My desire to situate the action at a wake comes from a personal experience. Like the protagonist, I lost my mother and I was surprised by the attitudes of some of the close family and friends who came to keep vigil beside the body. I felt a great wave of loneliness, as if I were a stranger in my own family. I wanted to tell the story of someone who was searching for intimacy without truly finding it until the raising of the body.
Are you specifically interested in father-son relationships and do you see yourself making other films on the subject?
I’m most inspired and moved by family stories. I have the feeling I don’t know my own parents very well, even though they’ve given me everything. There’s an element of non-verbal communication in the transmission between parents and children. I’m fascinated by that and I find that works well in film. I think my next projects will focus on questions of family and inter-generational transmission, with a strong female character. I’m very inspired by my mother’s life.
What interested you about ritual decorum?
I’ve experienced the weight of tradition, so it was an important aspect of the film. I think it’s a good way to signify that Salim has left the family circle. Tradition – Muslim tradition in my film – is a key element in family identity. But Salim doesn’t have those codes, which marginalizes him a bit. The issue for me was to make it immediately clear that he’d gone over “to the other side”, without having to say so explicitly.
How did you create the breathing in the film? Did you intend that from the beginning, did it happen while filming or did you do everything during editing? Did you shoot in one day?
The moments of suspension, especially in the second part of the film, were already present during the writing stages. I had already envisioned them and they became more polished at each draft and in discussions with the crew. The film needed to speed up, and the machine needed to get stuck, before suddenly dropping into introspection and silence. Editing was essential in crystallizing the breathing, the silences. The shot reverse shot lets you stretch silences that didn’t exist during filming, and edit out lines that are too obvious and explanatory. It’s its own form of writing. Filming lasted five days.
Have you discovered any advantages that the short film form offers?
I don’t know whether the short film format afforded me any advantages. I actually have the feeling that the constraints are more important. You have to achieve a degree of efficiency when you’re writing, make things clear and intelligible right away, without explaining too much or being didactic.

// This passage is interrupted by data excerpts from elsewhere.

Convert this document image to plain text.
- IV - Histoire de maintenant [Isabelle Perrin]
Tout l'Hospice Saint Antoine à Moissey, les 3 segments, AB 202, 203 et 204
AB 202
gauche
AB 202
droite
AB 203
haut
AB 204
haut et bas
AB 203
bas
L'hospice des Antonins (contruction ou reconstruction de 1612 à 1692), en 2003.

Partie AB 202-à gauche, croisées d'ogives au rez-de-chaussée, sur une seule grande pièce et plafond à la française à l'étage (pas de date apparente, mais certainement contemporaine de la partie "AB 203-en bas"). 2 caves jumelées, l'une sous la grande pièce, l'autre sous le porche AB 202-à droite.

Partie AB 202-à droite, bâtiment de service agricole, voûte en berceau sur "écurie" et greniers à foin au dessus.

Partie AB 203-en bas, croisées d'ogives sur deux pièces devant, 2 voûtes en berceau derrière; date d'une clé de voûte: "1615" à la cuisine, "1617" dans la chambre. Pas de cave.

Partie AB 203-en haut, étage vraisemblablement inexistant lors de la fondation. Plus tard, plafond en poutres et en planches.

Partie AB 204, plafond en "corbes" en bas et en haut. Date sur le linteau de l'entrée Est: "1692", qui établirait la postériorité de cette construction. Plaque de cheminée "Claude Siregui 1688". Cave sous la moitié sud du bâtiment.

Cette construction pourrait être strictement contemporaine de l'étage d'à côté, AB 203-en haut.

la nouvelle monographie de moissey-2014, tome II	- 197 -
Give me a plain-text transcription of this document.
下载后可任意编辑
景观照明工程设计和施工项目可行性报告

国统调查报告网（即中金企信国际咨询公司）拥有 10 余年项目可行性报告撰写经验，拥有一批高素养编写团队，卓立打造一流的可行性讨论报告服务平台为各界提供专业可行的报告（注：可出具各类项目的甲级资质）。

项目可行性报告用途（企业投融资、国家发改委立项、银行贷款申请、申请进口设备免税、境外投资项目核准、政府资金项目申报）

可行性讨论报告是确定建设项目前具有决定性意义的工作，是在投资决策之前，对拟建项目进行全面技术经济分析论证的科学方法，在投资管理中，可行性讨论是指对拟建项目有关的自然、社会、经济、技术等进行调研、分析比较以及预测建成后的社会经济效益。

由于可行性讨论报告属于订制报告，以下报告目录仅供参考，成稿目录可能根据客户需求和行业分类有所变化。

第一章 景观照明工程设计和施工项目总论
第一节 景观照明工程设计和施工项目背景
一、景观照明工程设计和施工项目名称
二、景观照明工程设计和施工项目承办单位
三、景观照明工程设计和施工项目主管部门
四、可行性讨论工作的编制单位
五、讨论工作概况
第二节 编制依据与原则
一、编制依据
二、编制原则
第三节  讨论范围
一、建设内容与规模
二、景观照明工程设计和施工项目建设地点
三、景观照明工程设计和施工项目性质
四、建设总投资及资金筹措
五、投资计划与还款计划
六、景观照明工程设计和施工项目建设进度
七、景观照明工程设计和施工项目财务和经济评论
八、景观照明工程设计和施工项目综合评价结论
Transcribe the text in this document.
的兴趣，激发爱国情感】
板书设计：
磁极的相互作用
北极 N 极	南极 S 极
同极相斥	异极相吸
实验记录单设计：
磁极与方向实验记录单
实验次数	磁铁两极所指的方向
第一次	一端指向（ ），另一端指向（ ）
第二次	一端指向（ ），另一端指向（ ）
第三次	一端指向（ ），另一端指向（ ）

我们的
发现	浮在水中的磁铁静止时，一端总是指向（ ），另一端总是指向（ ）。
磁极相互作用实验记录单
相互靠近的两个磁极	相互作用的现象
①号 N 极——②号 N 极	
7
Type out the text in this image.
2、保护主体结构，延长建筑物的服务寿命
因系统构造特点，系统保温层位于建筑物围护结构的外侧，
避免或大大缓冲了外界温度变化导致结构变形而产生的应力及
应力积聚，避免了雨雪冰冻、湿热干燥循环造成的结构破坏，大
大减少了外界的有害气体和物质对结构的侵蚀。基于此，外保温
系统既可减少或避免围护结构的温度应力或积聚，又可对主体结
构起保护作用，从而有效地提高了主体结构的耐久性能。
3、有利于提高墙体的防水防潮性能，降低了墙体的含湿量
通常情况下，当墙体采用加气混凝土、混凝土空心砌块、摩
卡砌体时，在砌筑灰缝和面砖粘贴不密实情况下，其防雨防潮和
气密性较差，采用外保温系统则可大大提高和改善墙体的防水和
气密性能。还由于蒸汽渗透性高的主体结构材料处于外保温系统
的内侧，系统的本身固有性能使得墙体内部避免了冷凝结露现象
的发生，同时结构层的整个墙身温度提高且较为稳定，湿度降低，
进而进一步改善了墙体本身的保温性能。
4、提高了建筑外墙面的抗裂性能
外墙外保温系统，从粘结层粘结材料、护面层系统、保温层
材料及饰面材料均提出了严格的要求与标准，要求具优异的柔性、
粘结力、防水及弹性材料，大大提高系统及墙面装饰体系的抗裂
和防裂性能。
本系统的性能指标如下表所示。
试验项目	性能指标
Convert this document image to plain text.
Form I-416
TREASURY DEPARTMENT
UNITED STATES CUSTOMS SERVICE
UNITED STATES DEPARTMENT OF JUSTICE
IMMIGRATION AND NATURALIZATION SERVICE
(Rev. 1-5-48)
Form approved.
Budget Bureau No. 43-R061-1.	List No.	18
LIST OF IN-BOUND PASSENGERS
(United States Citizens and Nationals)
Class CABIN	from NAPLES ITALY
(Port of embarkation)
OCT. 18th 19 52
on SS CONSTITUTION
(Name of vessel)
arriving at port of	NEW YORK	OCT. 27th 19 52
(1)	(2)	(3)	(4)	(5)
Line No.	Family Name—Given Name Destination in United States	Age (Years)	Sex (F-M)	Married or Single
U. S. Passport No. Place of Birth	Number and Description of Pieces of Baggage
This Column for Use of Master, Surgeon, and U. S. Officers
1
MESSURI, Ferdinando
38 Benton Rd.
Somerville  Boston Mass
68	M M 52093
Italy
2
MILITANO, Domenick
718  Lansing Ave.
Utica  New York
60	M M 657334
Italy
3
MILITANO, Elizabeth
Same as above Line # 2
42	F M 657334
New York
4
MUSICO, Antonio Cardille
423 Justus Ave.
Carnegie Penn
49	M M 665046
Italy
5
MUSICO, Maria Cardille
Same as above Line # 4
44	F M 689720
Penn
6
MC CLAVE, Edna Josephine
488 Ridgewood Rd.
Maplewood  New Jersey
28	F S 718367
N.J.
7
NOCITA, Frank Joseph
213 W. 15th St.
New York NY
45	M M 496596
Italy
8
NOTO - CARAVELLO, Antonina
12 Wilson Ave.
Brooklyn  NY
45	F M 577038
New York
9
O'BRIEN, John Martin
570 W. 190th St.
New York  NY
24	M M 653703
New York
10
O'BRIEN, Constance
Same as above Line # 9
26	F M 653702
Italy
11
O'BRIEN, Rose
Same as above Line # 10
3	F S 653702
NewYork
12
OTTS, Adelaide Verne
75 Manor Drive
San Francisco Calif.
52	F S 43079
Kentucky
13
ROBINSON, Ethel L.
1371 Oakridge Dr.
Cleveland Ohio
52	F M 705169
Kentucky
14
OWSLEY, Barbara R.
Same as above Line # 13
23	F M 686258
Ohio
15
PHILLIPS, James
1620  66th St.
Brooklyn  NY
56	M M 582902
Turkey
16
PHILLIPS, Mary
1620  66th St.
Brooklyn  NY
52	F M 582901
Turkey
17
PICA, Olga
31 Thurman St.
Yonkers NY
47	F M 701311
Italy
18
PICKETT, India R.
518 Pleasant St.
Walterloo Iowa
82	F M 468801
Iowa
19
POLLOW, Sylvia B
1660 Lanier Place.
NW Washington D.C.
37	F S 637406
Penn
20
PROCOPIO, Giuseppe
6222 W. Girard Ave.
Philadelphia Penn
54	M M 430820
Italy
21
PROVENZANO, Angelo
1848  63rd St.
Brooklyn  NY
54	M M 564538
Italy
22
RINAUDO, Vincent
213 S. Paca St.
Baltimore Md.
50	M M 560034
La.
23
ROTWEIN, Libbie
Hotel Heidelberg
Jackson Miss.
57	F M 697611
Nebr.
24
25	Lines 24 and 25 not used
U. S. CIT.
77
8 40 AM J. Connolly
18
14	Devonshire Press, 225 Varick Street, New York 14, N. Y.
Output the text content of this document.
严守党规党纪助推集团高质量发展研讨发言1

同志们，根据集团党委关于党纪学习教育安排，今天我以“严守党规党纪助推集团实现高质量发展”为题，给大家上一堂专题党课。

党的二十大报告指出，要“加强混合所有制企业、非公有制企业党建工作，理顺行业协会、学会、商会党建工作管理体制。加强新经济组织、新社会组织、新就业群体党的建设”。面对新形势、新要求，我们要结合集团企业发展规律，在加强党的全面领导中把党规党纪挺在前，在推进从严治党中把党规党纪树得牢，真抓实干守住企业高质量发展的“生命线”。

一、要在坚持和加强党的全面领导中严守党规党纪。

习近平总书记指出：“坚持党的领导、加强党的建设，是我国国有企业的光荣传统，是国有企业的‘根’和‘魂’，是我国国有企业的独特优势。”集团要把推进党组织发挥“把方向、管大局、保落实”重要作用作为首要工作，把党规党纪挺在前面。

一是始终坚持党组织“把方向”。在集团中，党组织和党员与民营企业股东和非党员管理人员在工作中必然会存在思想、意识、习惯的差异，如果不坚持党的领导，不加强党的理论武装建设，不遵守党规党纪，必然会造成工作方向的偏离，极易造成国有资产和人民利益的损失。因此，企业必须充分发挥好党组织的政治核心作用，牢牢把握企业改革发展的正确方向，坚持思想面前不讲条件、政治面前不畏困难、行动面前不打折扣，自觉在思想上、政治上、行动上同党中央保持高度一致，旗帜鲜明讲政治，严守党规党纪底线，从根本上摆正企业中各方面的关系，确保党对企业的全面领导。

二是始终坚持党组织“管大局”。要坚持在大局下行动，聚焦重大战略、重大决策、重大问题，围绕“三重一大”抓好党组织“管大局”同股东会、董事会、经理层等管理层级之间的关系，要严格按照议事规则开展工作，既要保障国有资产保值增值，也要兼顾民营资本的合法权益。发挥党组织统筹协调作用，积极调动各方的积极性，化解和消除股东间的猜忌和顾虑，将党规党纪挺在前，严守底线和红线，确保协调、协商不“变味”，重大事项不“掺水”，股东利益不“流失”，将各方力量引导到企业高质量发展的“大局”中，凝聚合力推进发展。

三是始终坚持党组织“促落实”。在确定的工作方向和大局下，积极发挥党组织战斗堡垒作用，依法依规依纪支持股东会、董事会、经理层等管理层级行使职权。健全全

If a scene doesn’t work in a twenty-four-minute film, that’s all anyone will talk about. But in a feature film, I have the feeling that some passages can be more conventional without that impacting the overall experience.
Which works did you draw from?
For this film, my models were the films of James Gray (Little Odessa, The Yards, Two Lovers), Francis Ford Coppola (The Godfather) and Ettore Scola (A Special Day), as much for their narrative arcs as for their aesthetic, the indoor staging, the lighting and setting.
La veillée [The Wake] is part of National Competition F2.